Dzisiaj krótko o sosie beszamelowym. Wszyscy doskonale go znają, bo używany jest do lazanii. Jego zastosowanie jest jednak dużo bardziej zaawansowane i szlachetne.
Są cztery teorie powstania sosu beszamelowego.
Pierwsza mówi, że wszedł on na salony dzięki Katarzynie Medycejskiej, która wraz z zamążpójściem za księcia Orleanu, późniejszego króla Francjii Henyka II dostarczyła na dwór francuski włoskich kucharzy, a oni przywieźli do śmierdzącego Paryża sosik ze słonecznej Italii.
Druga wersja należy do Księcia Filipa De Mornay (1549-1623), który dzięki swej pasji do gotowania jest twórcą takich klasyków jak sos Mornay, sos Chasseur, sos Lyonnaise.
Według tej teorii sos beszamelowy jest prostą wariacją sosu Mornay.
Trzecia teoria przywołuje Markiza Ludwika de Bechamel (1603-1703) finansisty na dworze Króla Ludwika X IV. Piastował on tam honorową funkcję Majordomusa. Pierwotnie sos wynaleziono jako nowy dodatek do dań z suszonego dorsza. I choć nie ma żadnych dowodów na taki przebieg narodzin beszamelowego sosu, to ta historia wydaje się być najbardziej wiarygodna.

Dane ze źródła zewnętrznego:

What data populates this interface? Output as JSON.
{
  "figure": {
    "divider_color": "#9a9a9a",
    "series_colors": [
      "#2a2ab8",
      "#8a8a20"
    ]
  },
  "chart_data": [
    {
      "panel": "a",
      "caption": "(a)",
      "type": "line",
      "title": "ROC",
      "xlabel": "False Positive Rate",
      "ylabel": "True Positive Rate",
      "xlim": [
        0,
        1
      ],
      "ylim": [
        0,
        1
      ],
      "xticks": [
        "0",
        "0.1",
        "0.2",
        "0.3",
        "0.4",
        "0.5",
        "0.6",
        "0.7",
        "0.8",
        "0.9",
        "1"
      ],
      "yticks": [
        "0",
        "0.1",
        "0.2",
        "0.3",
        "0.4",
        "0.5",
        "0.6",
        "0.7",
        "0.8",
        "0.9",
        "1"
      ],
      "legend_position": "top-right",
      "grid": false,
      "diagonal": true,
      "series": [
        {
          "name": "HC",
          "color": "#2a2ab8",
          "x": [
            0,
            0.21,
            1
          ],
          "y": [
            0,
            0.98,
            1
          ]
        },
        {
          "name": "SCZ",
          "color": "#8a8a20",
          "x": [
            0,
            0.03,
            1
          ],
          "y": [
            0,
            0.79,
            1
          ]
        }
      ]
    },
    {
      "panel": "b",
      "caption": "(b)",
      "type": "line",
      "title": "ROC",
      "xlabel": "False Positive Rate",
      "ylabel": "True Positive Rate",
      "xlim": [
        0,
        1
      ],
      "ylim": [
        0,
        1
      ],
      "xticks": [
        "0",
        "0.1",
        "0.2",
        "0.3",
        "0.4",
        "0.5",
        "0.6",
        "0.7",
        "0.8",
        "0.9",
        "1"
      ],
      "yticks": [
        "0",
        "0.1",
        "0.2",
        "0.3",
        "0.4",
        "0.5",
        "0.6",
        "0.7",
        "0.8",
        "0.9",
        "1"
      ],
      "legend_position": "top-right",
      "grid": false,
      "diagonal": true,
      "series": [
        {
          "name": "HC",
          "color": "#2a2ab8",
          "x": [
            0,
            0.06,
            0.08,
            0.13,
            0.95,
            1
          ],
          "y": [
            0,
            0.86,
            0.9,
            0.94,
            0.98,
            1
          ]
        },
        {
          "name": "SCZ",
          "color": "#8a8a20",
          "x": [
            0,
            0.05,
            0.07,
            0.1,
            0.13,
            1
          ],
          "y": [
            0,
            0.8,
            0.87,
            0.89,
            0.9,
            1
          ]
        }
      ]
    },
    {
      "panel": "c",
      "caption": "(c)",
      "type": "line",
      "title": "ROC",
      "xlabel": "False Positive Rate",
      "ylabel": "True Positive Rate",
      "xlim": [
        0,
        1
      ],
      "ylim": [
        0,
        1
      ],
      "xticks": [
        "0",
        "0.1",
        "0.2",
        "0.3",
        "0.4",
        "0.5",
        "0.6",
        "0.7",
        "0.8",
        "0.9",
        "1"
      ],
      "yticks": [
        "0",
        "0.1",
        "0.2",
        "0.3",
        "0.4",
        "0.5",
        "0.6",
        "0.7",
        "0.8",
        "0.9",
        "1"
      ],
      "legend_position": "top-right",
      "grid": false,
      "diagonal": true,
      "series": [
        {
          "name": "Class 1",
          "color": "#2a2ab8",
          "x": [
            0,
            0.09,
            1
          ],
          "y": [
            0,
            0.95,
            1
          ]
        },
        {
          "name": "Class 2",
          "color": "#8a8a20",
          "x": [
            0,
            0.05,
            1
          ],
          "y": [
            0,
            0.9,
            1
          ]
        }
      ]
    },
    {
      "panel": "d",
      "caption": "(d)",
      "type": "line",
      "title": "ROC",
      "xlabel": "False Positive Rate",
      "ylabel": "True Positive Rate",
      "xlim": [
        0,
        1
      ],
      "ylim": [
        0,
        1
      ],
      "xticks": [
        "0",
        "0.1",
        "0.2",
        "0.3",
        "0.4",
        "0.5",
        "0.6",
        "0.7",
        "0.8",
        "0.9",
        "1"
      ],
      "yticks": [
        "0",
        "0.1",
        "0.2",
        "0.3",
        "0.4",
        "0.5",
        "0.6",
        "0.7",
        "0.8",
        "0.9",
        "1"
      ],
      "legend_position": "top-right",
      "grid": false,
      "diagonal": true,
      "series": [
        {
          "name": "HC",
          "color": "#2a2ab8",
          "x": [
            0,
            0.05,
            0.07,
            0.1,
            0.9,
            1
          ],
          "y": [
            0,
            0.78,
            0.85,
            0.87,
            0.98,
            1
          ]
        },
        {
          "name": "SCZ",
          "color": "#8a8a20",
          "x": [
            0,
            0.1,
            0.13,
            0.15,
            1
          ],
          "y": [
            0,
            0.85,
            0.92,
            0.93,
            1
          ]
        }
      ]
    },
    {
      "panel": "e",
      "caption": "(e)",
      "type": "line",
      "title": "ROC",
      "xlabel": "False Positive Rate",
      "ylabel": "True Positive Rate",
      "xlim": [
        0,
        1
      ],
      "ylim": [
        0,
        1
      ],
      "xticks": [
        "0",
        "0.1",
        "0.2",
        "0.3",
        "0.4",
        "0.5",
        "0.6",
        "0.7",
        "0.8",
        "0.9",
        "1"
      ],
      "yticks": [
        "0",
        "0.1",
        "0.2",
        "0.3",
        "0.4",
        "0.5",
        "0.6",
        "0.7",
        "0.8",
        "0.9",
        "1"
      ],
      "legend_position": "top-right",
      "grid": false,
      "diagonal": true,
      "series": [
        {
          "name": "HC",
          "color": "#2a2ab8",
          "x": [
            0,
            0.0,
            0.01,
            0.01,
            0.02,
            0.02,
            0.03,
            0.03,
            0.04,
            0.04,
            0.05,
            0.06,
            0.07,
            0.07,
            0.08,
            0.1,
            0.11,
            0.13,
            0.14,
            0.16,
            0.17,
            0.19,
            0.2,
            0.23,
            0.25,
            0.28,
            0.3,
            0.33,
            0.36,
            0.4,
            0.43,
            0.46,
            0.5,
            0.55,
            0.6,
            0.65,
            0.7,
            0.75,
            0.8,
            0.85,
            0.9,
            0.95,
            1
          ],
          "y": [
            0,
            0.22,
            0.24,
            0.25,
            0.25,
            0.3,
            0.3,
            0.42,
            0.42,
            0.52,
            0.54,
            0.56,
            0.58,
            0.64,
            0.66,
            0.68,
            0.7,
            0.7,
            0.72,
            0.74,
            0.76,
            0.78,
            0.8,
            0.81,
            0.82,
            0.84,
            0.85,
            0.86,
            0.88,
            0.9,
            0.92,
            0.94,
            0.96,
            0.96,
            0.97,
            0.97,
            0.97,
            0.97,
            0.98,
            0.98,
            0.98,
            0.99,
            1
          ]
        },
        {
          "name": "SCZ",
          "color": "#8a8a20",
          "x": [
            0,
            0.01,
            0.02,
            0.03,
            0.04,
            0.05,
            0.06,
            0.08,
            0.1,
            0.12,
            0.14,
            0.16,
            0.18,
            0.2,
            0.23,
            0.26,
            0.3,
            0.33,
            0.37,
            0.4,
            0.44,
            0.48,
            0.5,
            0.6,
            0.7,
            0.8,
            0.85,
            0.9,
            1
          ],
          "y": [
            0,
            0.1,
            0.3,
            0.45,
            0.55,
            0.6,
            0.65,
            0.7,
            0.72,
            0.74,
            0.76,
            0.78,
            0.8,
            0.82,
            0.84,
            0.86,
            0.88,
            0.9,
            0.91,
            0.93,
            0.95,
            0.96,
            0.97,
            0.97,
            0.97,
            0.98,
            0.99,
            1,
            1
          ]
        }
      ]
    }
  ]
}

W powiązaniu z poprzednią teorią pozostaje osoba, która prawdopodobnie była pomysłodawcą nazwy. Był nim kucharz Ludwika XIV Pierre de la Varenne autor: „Le Cusinier Francois”, która to pozycja stanowi fundament klasycznej kuchni francuskiej. Sos beszamelowy jest tam jedną z pozycji.
Sos beszamelowy
Składniki:
Masło 150g
Mąka pszenna 150g
Mleko ok. 2 litry
Cebula 1 duża
10 goździków
Liść laurowy
Sól do smaku
Sposób przyrządzenia:
Surową całą cebulę szpikujemy goździkami, wkładamy do rondla z mlekiem, dodajemy liść laurowy i bardzo powoli doprowadzamy do wrzenia. Gdy mleko się zagotuje zestawiamy z palnika i odstawiamy na bok aż ostygnie do temperatury pokojowej. Pozostawiamy liść laurowy i cebulę z goździkami, aby mleko nabrało aromatu. Gdy mleko będzie gotowe wyjmujemy naszpikowaną goździkami cebulę i liść laurowy. W drugim rondlu mieszamy masło i mąkę na gazie tak długo, aż będzie miało konsystencję mokrego piasku na plaży. Uwaga, aby nie przypalić! Następnie zmniejszamy gaz i małymi partiami dodajemy zinfuzowane mleko intensywnie mieszając drewnianą łyżką. Dolewamy tyle mleka ile nam potrzeba, w zależności czy sos ma być gęsty np. do lazanii lub rzadki do makaronu. Gotujemy jeszcze chwilę i gotowe. Sos nie może mieć grudek!